Set $S=\{|\omega|=1\}$, thus define $\xi(\rho_1,\rho_2)=\int_{S}\phi_1(\rho_1 x)\phi_2(\rho_2 x)$, if we are given that $\alpha_1\alpha_2=\beta_1\beta_2$, then we are going to prove:

$\xi(\alpha_1,\alpha_2)=\xi(\beta_1,\beta_2)$

consider unit vector $a,b$, by Poisson Integral,

$\phi(\alpha a)=\int_{S_b}K(\alpha a,\beta b)\phi(\beta b)$,

where

$\displaystyle K(\alpha a,\beta b)=\frac{\beta^{n-2}(\beta^2-\alpha^2)}{C_n(\alpha^2+\beta^2-2\alpha\beta\cos(a,b))^{n/2}}$,

since $\alpha_1\alpha_2=\beta_1\beta_2$, thus we assume $\kappa=\frac{\alpha_1}{\beta_2}=\frac{\beta_1}{\alpha_2}$, we know that $K$ is homogeneous, hence

$K(\alpha_1 a,\beta_1 b)=K(\kappa\beta_2 a,\kappa\alpha_2 b)=K(\beta_2 a,\alpha_2 b)$.

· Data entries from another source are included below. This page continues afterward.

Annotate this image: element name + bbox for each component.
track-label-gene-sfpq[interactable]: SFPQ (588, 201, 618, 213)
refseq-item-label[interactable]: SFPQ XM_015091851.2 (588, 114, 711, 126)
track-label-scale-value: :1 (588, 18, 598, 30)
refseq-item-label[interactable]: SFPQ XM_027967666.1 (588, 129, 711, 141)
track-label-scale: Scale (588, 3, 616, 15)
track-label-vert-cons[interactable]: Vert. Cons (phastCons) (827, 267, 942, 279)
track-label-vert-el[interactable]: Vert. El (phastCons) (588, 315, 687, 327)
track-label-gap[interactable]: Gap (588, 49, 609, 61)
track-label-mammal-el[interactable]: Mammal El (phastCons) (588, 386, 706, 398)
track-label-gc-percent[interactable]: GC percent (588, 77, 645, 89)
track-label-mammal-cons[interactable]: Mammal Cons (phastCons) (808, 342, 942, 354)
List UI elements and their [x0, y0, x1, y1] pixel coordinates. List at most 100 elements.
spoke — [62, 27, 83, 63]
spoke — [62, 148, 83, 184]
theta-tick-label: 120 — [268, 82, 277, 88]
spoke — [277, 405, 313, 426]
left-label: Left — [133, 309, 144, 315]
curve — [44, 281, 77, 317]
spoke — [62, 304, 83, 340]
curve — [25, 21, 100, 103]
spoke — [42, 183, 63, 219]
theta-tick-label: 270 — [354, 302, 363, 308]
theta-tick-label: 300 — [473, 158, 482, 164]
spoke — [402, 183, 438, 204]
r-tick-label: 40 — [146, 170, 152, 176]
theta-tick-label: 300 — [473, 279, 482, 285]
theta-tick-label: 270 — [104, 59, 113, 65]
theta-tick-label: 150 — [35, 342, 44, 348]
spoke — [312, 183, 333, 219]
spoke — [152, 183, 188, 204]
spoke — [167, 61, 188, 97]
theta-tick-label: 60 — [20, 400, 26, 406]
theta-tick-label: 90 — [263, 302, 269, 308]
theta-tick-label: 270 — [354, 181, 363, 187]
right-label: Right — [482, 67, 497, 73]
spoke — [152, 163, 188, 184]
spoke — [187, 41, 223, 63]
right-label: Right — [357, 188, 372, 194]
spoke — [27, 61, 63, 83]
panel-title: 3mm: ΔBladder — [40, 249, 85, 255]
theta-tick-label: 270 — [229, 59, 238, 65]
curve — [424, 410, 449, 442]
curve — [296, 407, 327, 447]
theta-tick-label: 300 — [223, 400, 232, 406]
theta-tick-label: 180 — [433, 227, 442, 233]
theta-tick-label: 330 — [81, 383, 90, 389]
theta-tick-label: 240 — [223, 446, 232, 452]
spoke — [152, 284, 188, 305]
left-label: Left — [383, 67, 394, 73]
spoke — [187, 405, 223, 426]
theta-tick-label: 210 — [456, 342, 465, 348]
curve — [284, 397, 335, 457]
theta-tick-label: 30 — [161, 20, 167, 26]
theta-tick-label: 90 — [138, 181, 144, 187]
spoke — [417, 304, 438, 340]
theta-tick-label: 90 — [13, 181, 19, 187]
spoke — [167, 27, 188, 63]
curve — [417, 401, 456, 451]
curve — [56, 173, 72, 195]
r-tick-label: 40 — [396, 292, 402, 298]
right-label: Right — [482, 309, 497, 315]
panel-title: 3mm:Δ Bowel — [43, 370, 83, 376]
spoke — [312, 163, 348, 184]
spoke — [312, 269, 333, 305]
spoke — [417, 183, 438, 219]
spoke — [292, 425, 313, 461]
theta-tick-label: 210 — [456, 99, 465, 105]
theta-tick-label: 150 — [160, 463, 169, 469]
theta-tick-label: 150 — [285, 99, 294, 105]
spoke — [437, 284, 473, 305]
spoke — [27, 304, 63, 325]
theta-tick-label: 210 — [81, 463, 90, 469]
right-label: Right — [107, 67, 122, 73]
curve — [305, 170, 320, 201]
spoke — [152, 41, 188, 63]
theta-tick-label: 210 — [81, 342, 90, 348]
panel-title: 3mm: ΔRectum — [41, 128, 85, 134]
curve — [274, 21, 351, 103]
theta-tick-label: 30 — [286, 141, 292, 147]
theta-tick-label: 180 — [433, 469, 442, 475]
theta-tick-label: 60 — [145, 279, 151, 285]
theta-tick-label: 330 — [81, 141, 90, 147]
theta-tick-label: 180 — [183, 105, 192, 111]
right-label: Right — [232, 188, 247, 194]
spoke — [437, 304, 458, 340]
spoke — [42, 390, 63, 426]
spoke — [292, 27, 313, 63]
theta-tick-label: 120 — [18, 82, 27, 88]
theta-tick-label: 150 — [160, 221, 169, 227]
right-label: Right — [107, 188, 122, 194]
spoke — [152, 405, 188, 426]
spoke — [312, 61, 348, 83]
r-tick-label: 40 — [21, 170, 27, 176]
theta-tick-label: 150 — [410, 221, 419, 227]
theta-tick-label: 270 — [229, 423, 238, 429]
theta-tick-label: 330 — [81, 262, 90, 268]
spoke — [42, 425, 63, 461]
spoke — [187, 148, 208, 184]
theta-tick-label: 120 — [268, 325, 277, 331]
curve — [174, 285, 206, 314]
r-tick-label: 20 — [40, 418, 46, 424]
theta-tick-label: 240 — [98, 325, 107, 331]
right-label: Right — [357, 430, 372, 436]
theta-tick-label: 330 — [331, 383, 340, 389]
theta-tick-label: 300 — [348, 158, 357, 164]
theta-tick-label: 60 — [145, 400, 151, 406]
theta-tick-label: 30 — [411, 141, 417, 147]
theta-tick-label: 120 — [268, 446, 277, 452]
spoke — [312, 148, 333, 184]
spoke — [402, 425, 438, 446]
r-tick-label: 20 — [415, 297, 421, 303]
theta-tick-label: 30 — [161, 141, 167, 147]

$\xi(\alpha_1,\alpha_2)=\int_{S_a}\int_{S_b}K(\alpha_1 a,\beta_1 b)\phi_1(\beta_1 b)\phi_2(\alpha_2 a)$

which is

$\xi(\alpha_1,\alpha_2)=\int_{S_b}\int_{S_a}K(\beta_2 a,\alpha_2 b)\phi_2(\alpha_2 a)\phi_1(\beta_1 b)$

The inner integral is $\phi_2(\beta_2 a)$.

Done.

$\Box$